ELLINWOOD — Provided with a box of odds and ends such as straws, foil, paper and scissors, and armed with keen determination, seventh and eighth grade students from throughout central Kansas competed in the Science Olympiad at Ellinwood High School on Friday.
Hoisington science teacher Dennis Poland said the full day of activities "allows the students to have some fun learning about science. It is to teach ingenuity."
The students traveled to each of the four stations, and were given forty-five minutes to build and complete the task. The stations included building a robotic arm with a cup to carry pennies, flying a paper airplane with a ping pong ball attached, building a vessel to transport a 50 gram weight across a pool with wind, also known as a fan, and building a hanging mechanism to suspend a cup 20 centimeters off the base. The participants will also take a 50 question science test.
Each team received the same box. They winners were awarded medals at the end of the day.
The students were having fun too. They said they learned to work together as team through the trial and error of finding items that would work.

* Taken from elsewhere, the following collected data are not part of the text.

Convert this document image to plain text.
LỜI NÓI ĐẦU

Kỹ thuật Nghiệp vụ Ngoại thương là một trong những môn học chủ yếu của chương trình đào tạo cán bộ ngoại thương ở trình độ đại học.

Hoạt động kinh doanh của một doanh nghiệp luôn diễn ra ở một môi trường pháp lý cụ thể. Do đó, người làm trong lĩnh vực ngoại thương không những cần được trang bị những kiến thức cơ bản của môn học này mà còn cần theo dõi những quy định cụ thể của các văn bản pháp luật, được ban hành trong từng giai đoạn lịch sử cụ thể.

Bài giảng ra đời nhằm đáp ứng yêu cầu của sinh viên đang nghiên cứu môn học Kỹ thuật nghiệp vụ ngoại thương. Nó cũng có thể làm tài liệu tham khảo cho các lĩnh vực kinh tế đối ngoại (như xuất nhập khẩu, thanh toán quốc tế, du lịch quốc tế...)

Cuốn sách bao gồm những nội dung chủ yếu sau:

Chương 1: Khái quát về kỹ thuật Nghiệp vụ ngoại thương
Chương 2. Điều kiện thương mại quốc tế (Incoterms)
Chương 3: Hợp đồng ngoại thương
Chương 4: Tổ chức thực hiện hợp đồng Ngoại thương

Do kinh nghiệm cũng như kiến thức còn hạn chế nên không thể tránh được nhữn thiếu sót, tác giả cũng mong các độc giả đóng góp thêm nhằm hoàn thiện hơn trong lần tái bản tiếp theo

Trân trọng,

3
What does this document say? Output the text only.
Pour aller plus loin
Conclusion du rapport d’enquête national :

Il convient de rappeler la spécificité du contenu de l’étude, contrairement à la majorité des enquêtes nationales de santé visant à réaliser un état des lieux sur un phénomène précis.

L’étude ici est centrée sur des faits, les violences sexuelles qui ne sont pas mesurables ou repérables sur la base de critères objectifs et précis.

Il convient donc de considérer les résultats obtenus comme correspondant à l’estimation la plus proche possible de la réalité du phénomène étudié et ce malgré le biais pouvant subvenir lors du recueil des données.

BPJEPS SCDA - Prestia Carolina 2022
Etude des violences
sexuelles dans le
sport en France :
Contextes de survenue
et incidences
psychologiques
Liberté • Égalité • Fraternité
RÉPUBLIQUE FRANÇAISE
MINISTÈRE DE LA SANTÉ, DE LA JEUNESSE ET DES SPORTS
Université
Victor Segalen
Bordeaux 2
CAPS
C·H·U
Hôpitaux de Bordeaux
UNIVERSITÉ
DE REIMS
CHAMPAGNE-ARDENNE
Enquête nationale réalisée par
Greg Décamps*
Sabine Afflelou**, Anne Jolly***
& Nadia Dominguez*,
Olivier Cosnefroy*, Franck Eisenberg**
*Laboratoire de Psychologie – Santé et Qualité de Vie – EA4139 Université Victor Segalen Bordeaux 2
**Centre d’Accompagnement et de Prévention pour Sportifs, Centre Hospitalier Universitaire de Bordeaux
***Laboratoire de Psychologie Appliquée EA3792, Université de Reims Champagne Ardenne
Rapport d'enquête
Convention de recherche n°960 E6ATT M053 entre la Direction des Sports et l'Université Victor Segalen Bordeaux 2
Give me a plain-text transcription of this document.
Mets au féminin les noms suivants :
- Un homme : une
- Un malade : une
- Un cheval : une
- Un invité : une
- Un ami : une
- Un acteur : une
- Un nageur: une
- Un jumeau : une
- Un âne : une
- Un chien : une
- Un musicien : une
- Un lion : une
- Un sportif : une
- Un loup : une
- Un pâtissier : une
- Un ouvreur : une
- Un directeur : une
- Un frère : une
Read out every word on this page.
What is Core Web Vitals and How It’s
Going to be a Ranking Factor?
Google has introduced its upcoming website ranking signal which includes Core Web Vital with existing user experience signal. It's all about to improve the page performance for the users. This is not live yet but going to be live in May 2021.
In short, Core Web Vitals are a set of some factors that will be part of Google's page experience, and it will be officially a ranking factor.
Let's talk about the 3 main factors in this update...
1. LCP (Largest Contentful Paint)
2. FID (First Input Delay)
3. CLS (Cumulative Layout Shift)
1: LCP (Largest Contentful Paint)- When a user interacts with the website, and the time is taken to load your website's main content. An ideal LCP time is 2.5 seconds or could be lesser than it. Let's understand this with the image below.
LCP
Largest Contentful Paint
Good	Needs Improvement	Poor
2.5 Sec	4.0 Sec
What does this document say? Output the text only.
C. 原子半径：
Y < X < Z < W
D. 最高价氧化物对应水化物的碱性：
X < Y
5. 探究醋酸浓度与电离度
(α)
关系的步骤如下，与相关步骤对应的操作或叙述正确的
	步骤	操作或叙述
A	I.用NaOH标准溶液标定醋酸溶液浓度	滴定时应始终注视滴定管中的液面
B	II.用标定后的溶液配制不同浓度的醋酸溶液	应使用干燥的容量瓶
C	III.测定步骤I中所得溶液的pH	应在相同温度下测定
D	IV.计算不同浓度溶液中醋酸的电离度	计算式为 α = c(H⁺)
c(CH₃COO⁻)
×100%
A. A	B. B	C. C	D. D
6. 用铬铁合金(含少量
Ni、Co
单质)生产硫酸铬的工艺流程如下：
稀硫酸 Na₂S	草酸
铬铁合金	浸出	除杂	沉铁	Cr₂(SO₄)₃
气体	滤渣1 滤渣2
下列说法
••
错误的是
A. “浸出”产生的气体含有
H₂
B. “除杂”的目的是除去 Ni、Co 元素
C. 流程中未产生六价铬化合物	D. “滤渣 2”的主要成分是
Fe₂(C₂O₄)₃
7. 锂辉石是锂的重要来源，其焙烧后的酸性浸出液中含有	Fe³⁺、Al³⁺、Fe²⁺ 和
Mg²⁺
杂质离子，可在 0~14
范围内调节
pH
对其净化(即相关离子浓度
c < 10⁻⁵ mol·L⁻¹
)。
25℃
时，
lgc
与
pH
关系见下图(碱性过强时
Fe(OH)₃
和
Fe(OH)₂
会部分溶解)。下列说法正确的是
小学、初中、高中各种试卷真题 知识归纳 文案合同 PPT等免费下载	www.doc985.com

The top seven students in seventh and in eighth grade, for a total of 14, made up the teams from each school.
Ellinwood teachers Kelsi Harmon, Seresa Arndt and Monte Doll used the materials in the past to ensure that each task could actually be done.
"The material can get it accomplished," said Monte Doll. "The box has the materials necessary, but if they use the wrong thing at the wrong time, they may not be able to complete a later (station)."
"They are more of a critical thinking, problem solving activity," said Harmon.